La formation du nouveau gouvernement, dirigé par le Premier ministre Amadou BA, inquiète le Syndicat des enseignants libres du Sénégal (Sels). Il craint une discontinuité dans la gestion des affaires de l’Etat après les changements de personnes opérés à la tête des trois ministères ayant été au centre des négociations entre syndicats d’enseignants et gouvernement. Il s’agit des ministères de la Fonction publique, des Finances et de l’Education. « L’inquiétude réside dans le fait qu’on n’est pas sûr et certain que ces nouveaux ministres connaissent les nouveaux dossiers qui sont la table et qui les attendent », déclare le secrétaire général national, Amidou DIEDHIOU.

Du ministère des Finances, indique-t-il, les enseignants attendent de voir en janvier 2022 le respect scrupuleux des engagements financiers pris et qui doivent être mis en œuvre pour la deuxième tranche en fin janvier 2023 et la dernière tranche en janvier 2024. Vient ensuite, la question dite des salariés de La Poste puisque, signale-t-il, des enseignants ou de simples fonctionnaires perçoivent très tard leur salaire ou pire seulement la moitié du fait que cette entreprise traverse des difficultés.

Quant à la Fonction, poursuit M. DIEDHIOU, le Sels l’attend en priorité sur le cas des enseignants dits décisionnaires dont il faut réviser le statut dans les meilleurs délais. « C’est une question nodale qui nous tient à cœur. Pour nous, il faut créer une mesure transitoire permettant la révision des décrets 74-347 et 2006-392 et aux enseignants décisionnaires qui seraient lésés de se retrouver et de pouvoir dépasser justement et définitivement cette injustice », indique-t-il.

Pour ce qui est du ministère de l’Education, le Sels veut le voir s’atteler à régler les questions relatives aux fonctions diligentes, à savoir des indemnités des agents de bureaux des Inspections de l’éducation et de la formation (Ief) et des Inspections d’académies (Ia) ainsi que des services centraux.

Ce n’est pas tout.
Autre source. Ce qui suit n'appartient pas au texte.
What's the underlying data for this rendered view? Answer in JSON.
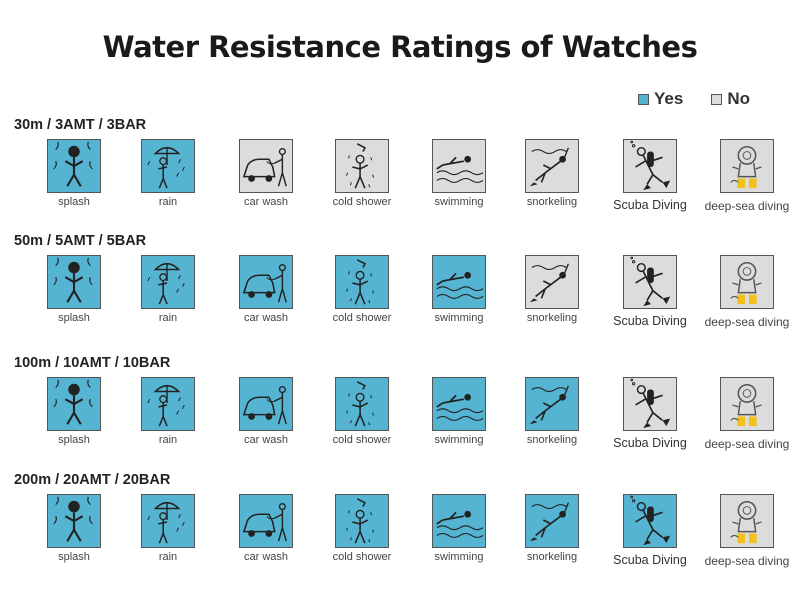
{
  "title": "Water Resistance Ratings of Watches",
  "legend": {
    "yes": {
      "label": "Yes",
      "color": "#56b4d3"
    },
    "no": {
      "label": "No",
      "color": "#dcdcdc"
    }
  },
  "activities": [
    {
      "label": "splash",
      "icon": "splash-icon"
    },
    {
      "label": "rain",
      "icon": "rain-icon"
    },
    {
      "label": "car wash",
      "icon": "car-wash-icon"
    },
    {
      "label": "cold shower",
      "icon": "cold-shower-icon"
    },
    {
      "label": "swimming",
      "icon": "swimming-icon"
    },
    {
      "label": "snorkeling",
      "icon": "snorkeling-icon"
    },
    {
      "label": "Scuba Diving",
      "icon": "scuba-diving-icon"
    },
    {
      "label": "deep-sea diving",
      "icon": "deep-sea-diving-icon"
    }
  ],
  "ratings": [
    {
      "label": "30m / 3AMT / 3BAR",
      "allowed": [
        true,
        true,
        false,
        false,
        false,
        false,
        false,
        false
      ]
    },
    {
      "label": "50m / 5AMT / 5BAR",
      "allowed": [
        true,
        true,
        true,
        true,
        true,
        false,
        false,
        false
      ]
    },
    {
      "label": "100m / 10AMT / 10BAR",
      "allowed": [
        true,
        true,
        true,
        true,
        true,
        true,
        false,
        false
      ]
    },
    {
      "label": "200m / 20AMT / 20BAR",
      "allowed": [
        true,
        true,
        true,
        true,
        true,
        true,
        true,
        false
      ]
    }
  ]
}
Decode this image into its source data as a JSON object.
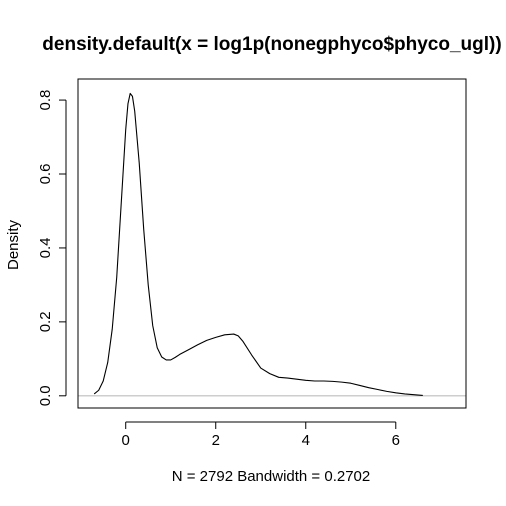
{
  "chart_data": {
    "type": "line",
    "title": "density.default(x = log1p(nonegphyco$phyco_ugl))",
    "xlabel": "N = 2792   Bandwidth = 0.2702",
    "ylabel": "Density",
    "xlim": [
      -1.06,
      7.56
    ],
    "ylim": [
      -0.033,
      0.857
    ],
    "x_ticks": [
      0,
      2,
      4,
      6
    ],
    "x_tick_labels": [
      "0",
      "2",
      "4",
      "6"
    ],
    "y_ticks": [
      0.0,
      0.2,
      0.4,
      0.6,
      0.8
    ],
    "y_tick_labels": [
      "0.0",
      "0.2",
      "0.4",
      "0.6",
      "0.8"
    ],
    "baseline": 0,
    "grid": false,
    "legend": "none",
    "colors": {
      "line": "#000000",
      "baseline": "#bebebe",
      "axes": "#000000"
    },
    "series": [
      {
        "x": [
          -0.7,
          -0.6,
          -0.5,
          -0.4,
          -0.3,
          -0.2,
          -0.1,
          0.0,
          0.05,
          0.1,
          0.15,
          0.2,
          0.3,
          0.4,
          0.5,
          0.6,
          0.7,
          0.8,
          0.9,
          1.0,
          1.1,
          1.2,
          1.4,
          1.6,
          1.8,
          2.0,
          2.2,
          2.4,
          2.5,
          2.6,
          2.8,
          3.0,
          3.2,
          3.4,
          3.6,
          3.8,
          4.0,
          4.2,
          4.4,
          4.6,
          4.8,
          5.0,
          5.2,
          5.4,
          5.6,
          5.8,
          6.0,
          6.2,
          6.4,
          6.6
        ],
        "y": [
          0.005,
          0.015,
          0.04,
          0.09,
          0.18,
          0.32,
          0.52,
          0.72,
          0.79,
          0.818,
          0.81,
          0.77,
          0.63,
          0.45,
          0.3,
          0.19,
          0.13,
          0.105,
          0.097,
          0.097,
          0.104,
          0.112,
          0.125,
          0.138,
          0.15,
          0.158,
          0.165,
          0.167,
          0.162,
          0.148,
          0.11,
          0.075,
          0.06,
          0.05,
          0.048,
          0.045,
          0.042,
          0.04,
          0.04,
          0.039,
          0.037,
          0.034,
          0.028,
          0.022,
          0.017,
          0.012,
          0.008,
          0.005,
          0.003,
          0.001
        ]
      }
    ]
  }
}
Puisque d’après toujours le secrétaire général du Sels, le ministère de l’Urbanisme « perdu de vu pour avoir abandonné la table des négociations », selon lui, demeure sans nouvelle. Qu’à cela ne tienne, le Sels attire son attention sur des questions pendantes qui l’attendent, notamment les parcelles de terrain de Deny Biram Ndao, de Louga, Tivaouane, Thiès et Ziguinchor.

A la faveur de la constitution du nouveau gouvernement annoncé le 17 septembre dernier, Amadou Moustapha BA a été nommé ministre des Finances et du Budget, poste qu’occupait Abdoulaye Daouda DIALLO. Au département de l’Education, Cheikh Oumar Anne a succédé à Mamadou Talla alors que Gallo BA a remplacé Mariama SARR au ministère de la Fonction publique.

Au sortir de leurs réunions d’instances, ce dimanche 25 septembre, le Conseil syndical national, la Commission administrative et le Bureau exécutif national, des instances régulières du Syndicat des enseignants libres du Sénégal espèrent que chacun de ces nouveaux ministres « s’armera des principes d’ouverture, d’inclusion et d’efficacité » relativement aux revendications ayant fait l’objet d’accords signés.